O sacerdote manteve o seu olhar por mais um momento, depois endireitou-se, virando-se para a menorá; ao olhar fixamente para a luz bruxuleante, os seus olhos se fecharam gradualmente, como se estivesse em estado de transe. O silêncio ao redor se intensificava; as pedras no seu peitoral pareciam queimar como se possuíssem uma chama interior. Três sinais irão guiá-lo, disse com suavidade, a voz repentinamente distante, como se estivesse falando de um lugar muito alto. Primeiro: o mais jovem dos doze virá e na sua mão haverá um falcão; segundo: um filho de Ismael e um filho de Isaac permanecerão juntos, como amigos, na Casa de Deus; terceiro: o leão e o pastor serão um, e ao redor do pescoço haverá uma lâmpada.
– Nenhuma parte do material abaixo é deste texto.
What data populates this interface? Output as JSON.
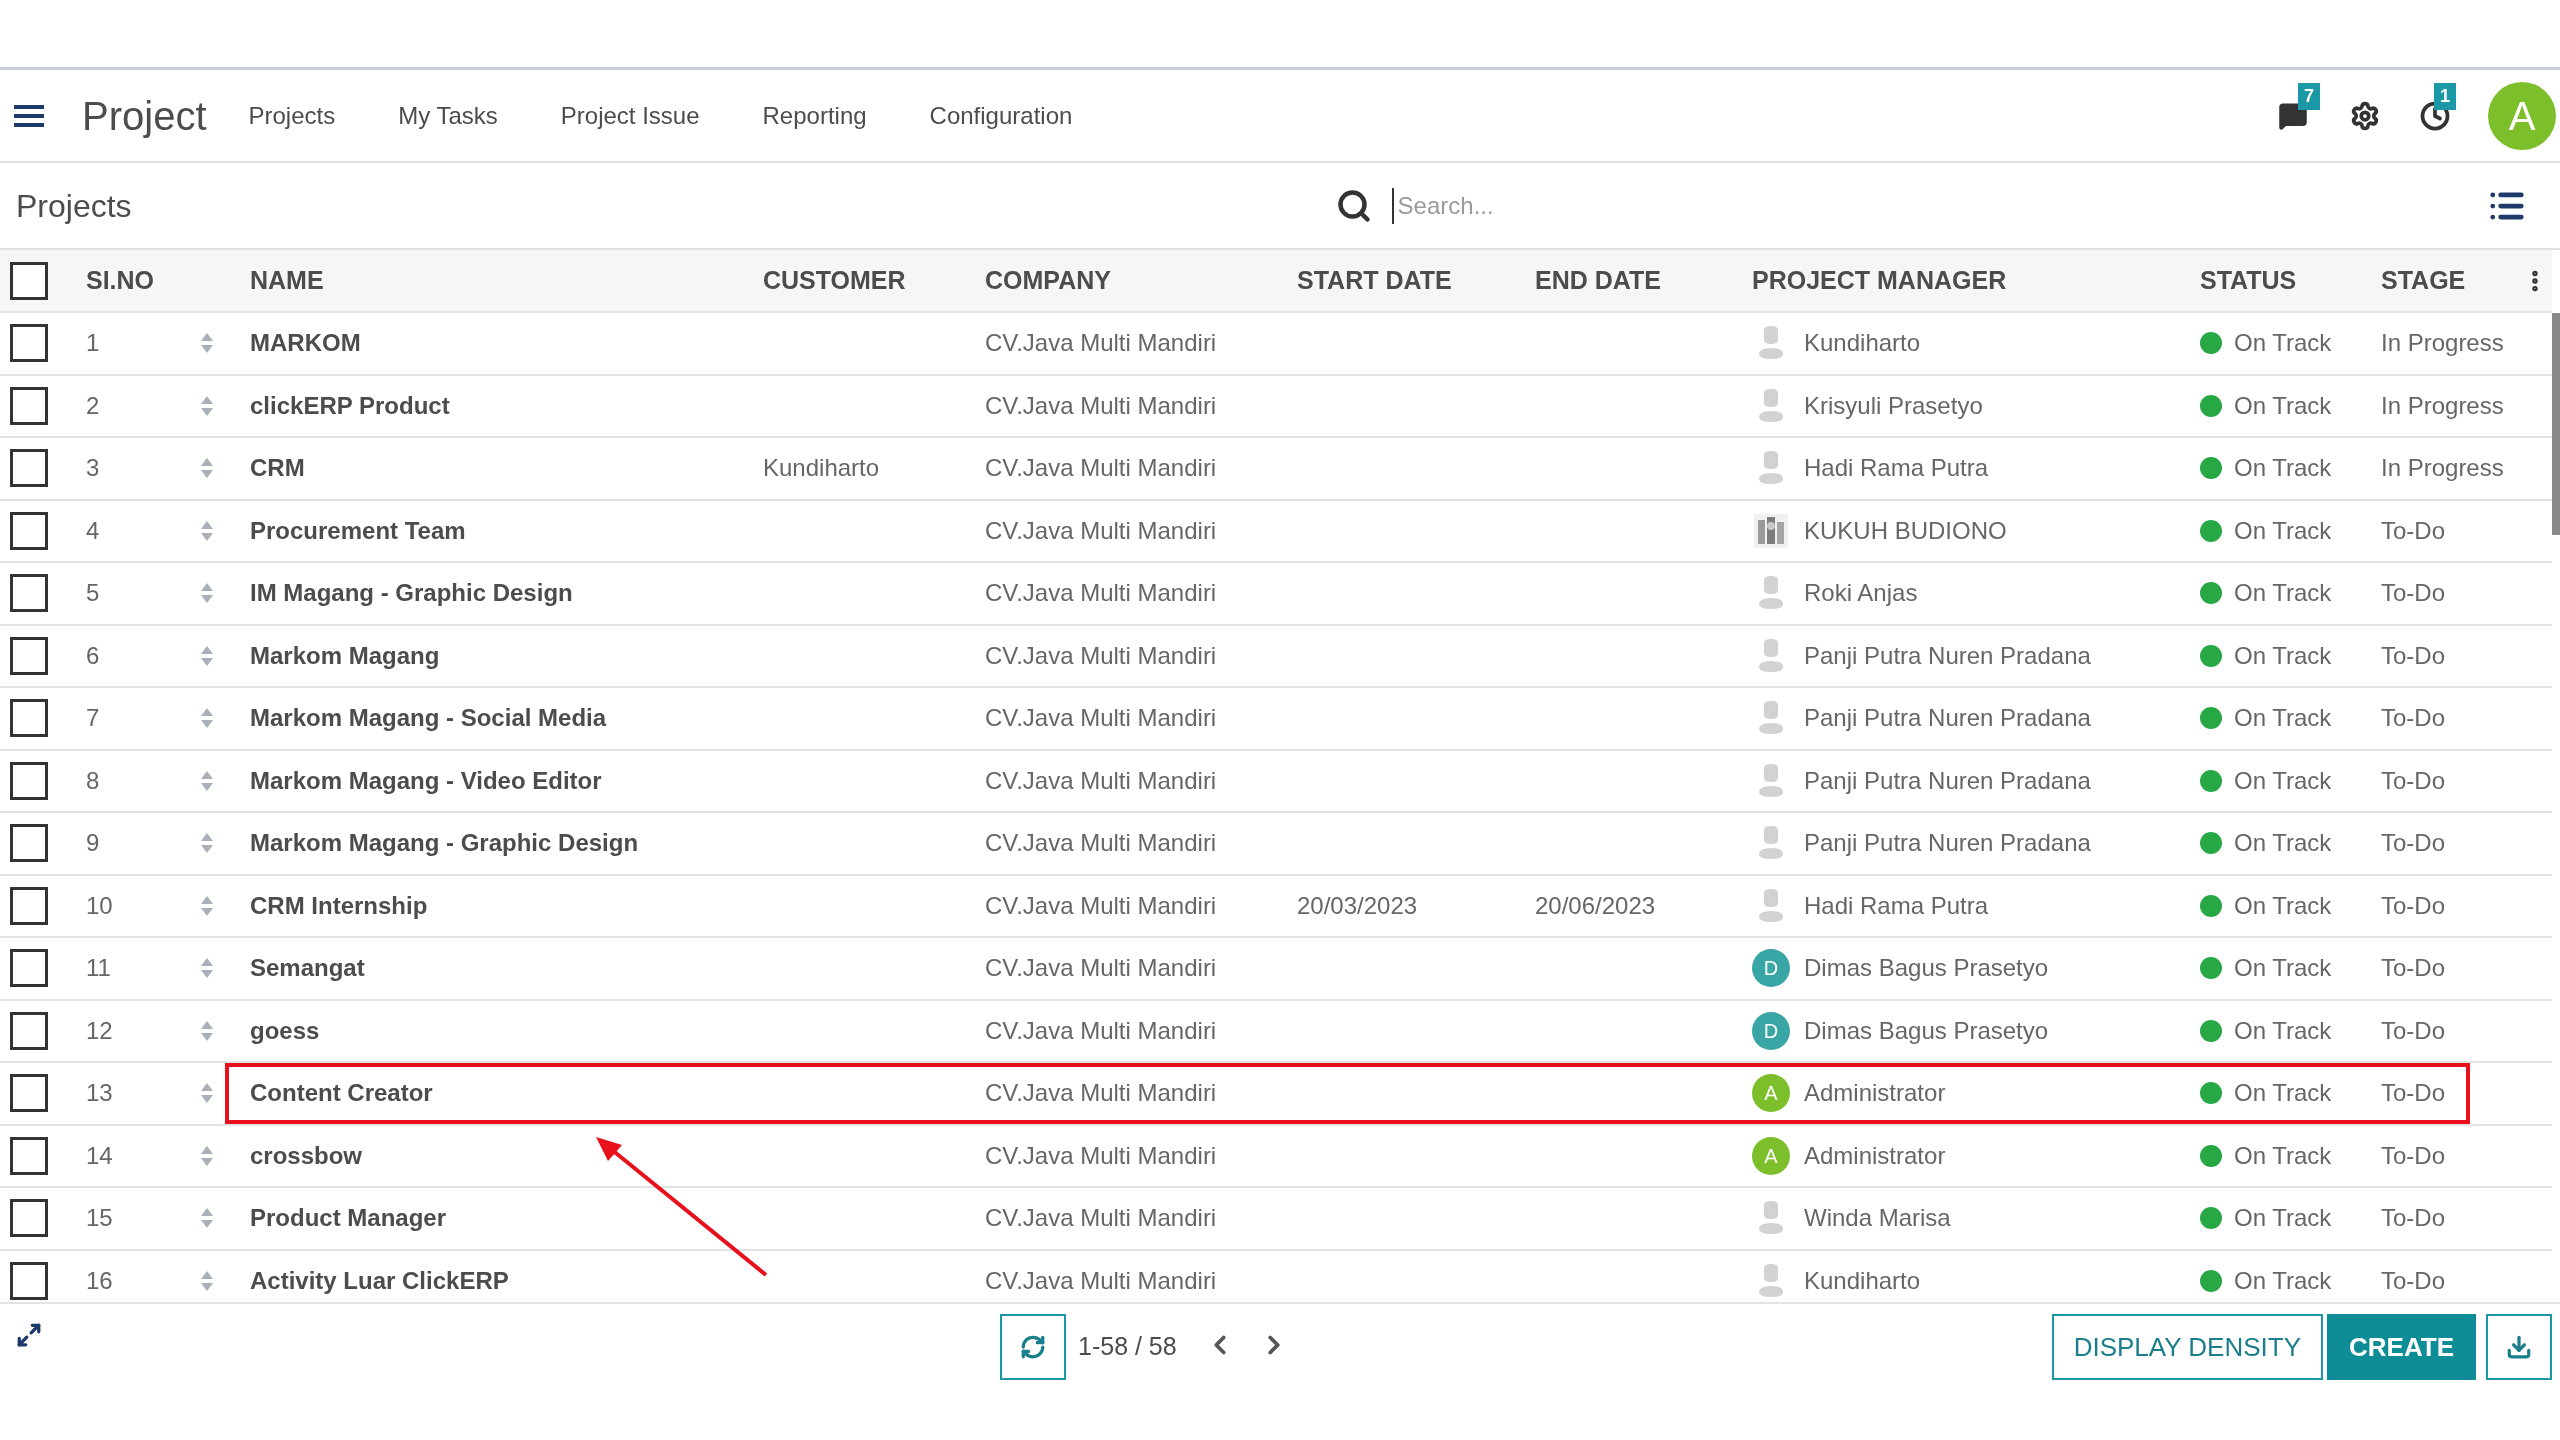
{
  "navbar": {
    "app_title": "Project",
    "menu": [
      "Projects",
      "My Tasks",
      "Project Issue",
      "Reporting",
      "Configuration"
    ],
    "messages_badge": "7",
    "activities_badge": "1",
    "user_initial": "A"
  },
  "control_panel": {
    "title": "Projects",
    "search": {
      "placeholder": "Search..."
    }
  },
  "table": {
    "select_all": {
      "checked": false
    },
    "columns": [
      "SI.NO",
      "NAME",
      "CUSTOMER",
      "COMPANY",
      "START DATE",
      "END DATE",
      "PROJECT MANAGER",
      "STATUS",
      "STAGE"
    ],
    "rows": [
      {
        "no": "1",
        "name": "MARKOM",
        "customer": "",
        "company": "CV.Java Multi Mandiri",
        "start": "",
        "end": "",
        "manager": {
          "name": "Kundiharto",
          "avatar": {
            "kind": "placeholder"
          }
        },
        "status": {
          "label": "On Track",
          "color": "#28a745"
        },
        "stage": "In Progress",
        "checked": false,
        "highlighted": false
      },
      {
        "no": "2",
        "name": "clickERP Product",
        "customer": "",
        "company": "CV.Java Multi Mandiri",
        "start": "",
        "end": "",
        "manager": {
          "name": "Krisyuli Prasetyo",
          "avatar": {
            "kind": "placeholder"
          }
        },
        "status": {
          "label": "On Track",
          "color": "#28a745"
        },
        "stage": "In Progress",
        "checked": false,
        "highlighted": false
      },
      {
        "no": "3",
        "name": "CRM",
        "customer": "Kundiharto",
        "company": "CV.Java Multi Mandiri",
        "start": "",
        "end": "",
        "manager": {
          "name": "Hadi Rama Putra",
          "avatar": {
            "kind": "placeholder"
          }
        },
        "status": {
          "label": "On Track",
          "color": "#28a745"
        },
        "stage": "In Progress",
        "checked": false,
        "highlighted": false
      },
      {
        "no": "4",
        "name": "Procurement Team",
        "customer": "",
        "company": "CV.Java Multi Mandiri",
        "start": "",
        "end": "",
        "manager": {
          "name": "KUKUH BUDIONO"
        },
        "status": {
          "label": "On Track",
          "color": "#28a745"
        },
        "stage": "To-Do",
        "checked": false,
        "highlighted": false
      },
      {
        "no": "5",
        "name": "IM Magang - Graphic Design",
        "customer": "",
        "company": "CV.Java Multi Mandiri",
        "start": "",
        "end": "",
        "manager": {
          "name": "Roki Anjas",
          "avatar": {
            "kind": "placeholder"
          }
        },
        "status": {
          "label": "On Track",
          "color": "#28a745"
        },
        "stage": "To-Do",
        "checked": false,
        "highlighted": false
      },
      {
        "no": "6",
        "name": "Markom Magang",
        "customer": "",
        "company": "CV.Java Multi Mandiri",
        "start": "",
        "end": "",
        "manager": {
          "name": "Panji Putra Nuren Pradana",
          "avatar": {
            "kind": "placeholder"
          }
        },
        "status": {
          "label": "On Track",
          "color": "#28a745"
        },
        "stage": "To-Do",
        "checked": false,
        "highlighted": false
      },
      {
        "no": "7",
        "name": "Markom Magang - Social Media",
        "customer": "",
        "company": "CV.Java Multi Mandiri",
        "start": "",
        "end": "",
        "manager": {
          "name": "Panji Putra Nuren Pradana",
          "avatar": {
            "kind": "placeholder"
          }
        },
        "status": {
          "label": "On Track",
          "color": "#28a745"
        },
        "stage": "To-Do",
        "checked": false,
        "highlighted": false
      },
      {
        "no": "8",
        "name": "Markom Magang - Video Editor",
        "customer": "",
        "company": "CV.Java Multi Mandiri",
        "start": "",
        "end": "",
        "manager": {
          "name": "Panji Putra Nuren Pradana",
          "avatar": {
            "kind": "placeholder"
          }
        },
        "status": {
          "label": "On Track",
          "color": "#28a745"
        },
        "stage": "To-Do",
        "checked": false,
        "highlighted": false
      },
      {
        "no": "9",
        "name": "Markom Magang - Graphic Design",
        "customer": "",
        "company": "CV.Java Multi Mandiri",
        "start": "",
        "end": "",
        "manager": {
          "name": "Panji Putra Nuren Pradana",
          "avatar": {
            "kind": "placeholder"
          }
        },
        "status": {
          "label": "On Track",
          "color": "#28a745"
        },
        "stage": "To-Do",
        "checked": false,
        "highlighted": false
      },
      {
        "no": "10",
        "name": "CRM Internship",
        "customer": "",
        "company": "CV.Java Multi Mandiri",
        "start": "20/03/2023",
        "end": "20/06/2023",
        "manager": {
          "name": "Hadi Rama Putra",
          "avatar": {
            "kind": "placeholder"
          }
        },
        "status": {
          "label": "On Track",
          "color": "#28a745"
        },
        "stage": "To-Do",
        "checked": false,
        "highlighted": false
      },
      {
        "no": "11",
        "name": "Semangat",
        "customer": "",
        "company": "CV.Java Multi Mandiri",
        "start": "",
        "end": "",
        "manager": {
          "name": "Dimas Bagus Prasetyo",
          "avatar": {
            "kind": "initial",
            "letter": "D",
            "color": "#3aa5a5"
          }
        },
        "status": {
          "label": "On Track",
          "color": "#28a745"
        },
        "stage": "To-Do",
        "checked": false,
        "highlighted": false
      },
      {
        "no": "12",
        "name": "goess",
        "customer": "",
        "company": "CV.Java Multi Mandiri",
        "start": "",
        "end": "",
        "manager": {
          "name": "Dimas Bagus Prasetyo",
          "avatar": {
            "kind": "initial",
            "letter": "D",
            "color": "#3aa5a5"
          }
        },
        "status": {
          "label": "On Track",
          "color": "#28a745"
        },
        "stage": "To-Do",
        "checked": false,
        "highlighted": false
      },
      {
        "no": "13",
        "name": "Content Creator",
        "customer": "",
        "company": "CV.Java Multi Mandiri",
        "start": "",
        "end": "",
        "manager": {
          "name": "Administrator",
          "avatar": {
            "kind": "initial",
            "letter": "A",
            "color": "#7cbf2a"
          }
        },
        "status": {
          "label": "On Track",
          "color": "#28a745"
        },
        "stage": "To-Do",
        "checked": false,
        "highlighted": true
      },
      {
        "no": "14",
        "name": "crossbow",
        "customer": "",
        "company": "CV.Java Multi Mandiri",
        "start": "",
        "end": "",
        "manager": {
          "name": "Administrator",
          "avatar": {
            "kind": "initial",
            "letter": "A",
            "color": "#7cbf2a"
          }
        },
        "status": {
          "label": "On Track",
          "color": "#28a745"
        },
        "stage": "To-Do",
        "checked": false,
        "highlighted": false
      },
      {
        "no": "15",
        "name": "Product Manager",
        "customer": "",
        "company": "CV.Java Multi Mandiri",
        "start": "",
        "end": "",
        "manager": {
          "name": "Winda Marisa",
          "avatar": {
            "kind": "placeholder"
          }
        },
        "status": {
          "label": "On Track",
          "color": "#28a745"
        },
        "stage": "To-Do",
        "checked": false,
        "highlighted": false
      },
      {
        "no": "16",
        "name": "Activity Luar ClickERP",
        "customer": "",
        "company": "CV.Java Multi Mandiri",
        "start": "",
        "end": "",
        "manager": {
          "name": "Kundiharto",
          "avatar": {
            "kind": "placeholder"
          }
        },
        "status": {
          "label": "On Track",
          "color": "#28a745"
        },
        "stage": "To-Do",
        "checked": false,
        "highlighted": false
      }
    ]
  },
  "pager": {
    "value": "1-58 / 58"
  },
  "buttons": {
    "display_density": "DISPLAY DENSITY",
    "create": "CREATE"
  }
}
Quando estas três coisas se realizarem, será chegada a hora. Logo adiante, o véu situado na entrada do Santo dos Santos parecia ondular-se levemente. E o garoto sentia uma suave e fresca brisa tocar-lhe a face. Vozes estranhas pareciam ecoar nos seus ouvidos, e a sua pele formigava; havia um curioso odor penetrante e bolorento, como o próprio Tempo, se o Tempo pudesse ser descrito como um odor. Isso durou apenas um instante, e então, inesperada e surpreendentemente, ouviram uma grande explosão, um estrondo do lado de fora, e o clamor de milhares de vozes se levantou em sinal de grande terror e desespero. Os olhos do sacerdote se arregalaram. É o fim, disse ele. Repita os sinais comigo!» In Paul Sussman, O Último Segredo do Templo, 2005, Bertrand Editora, 2016, ISBN 978-972-253-056-9.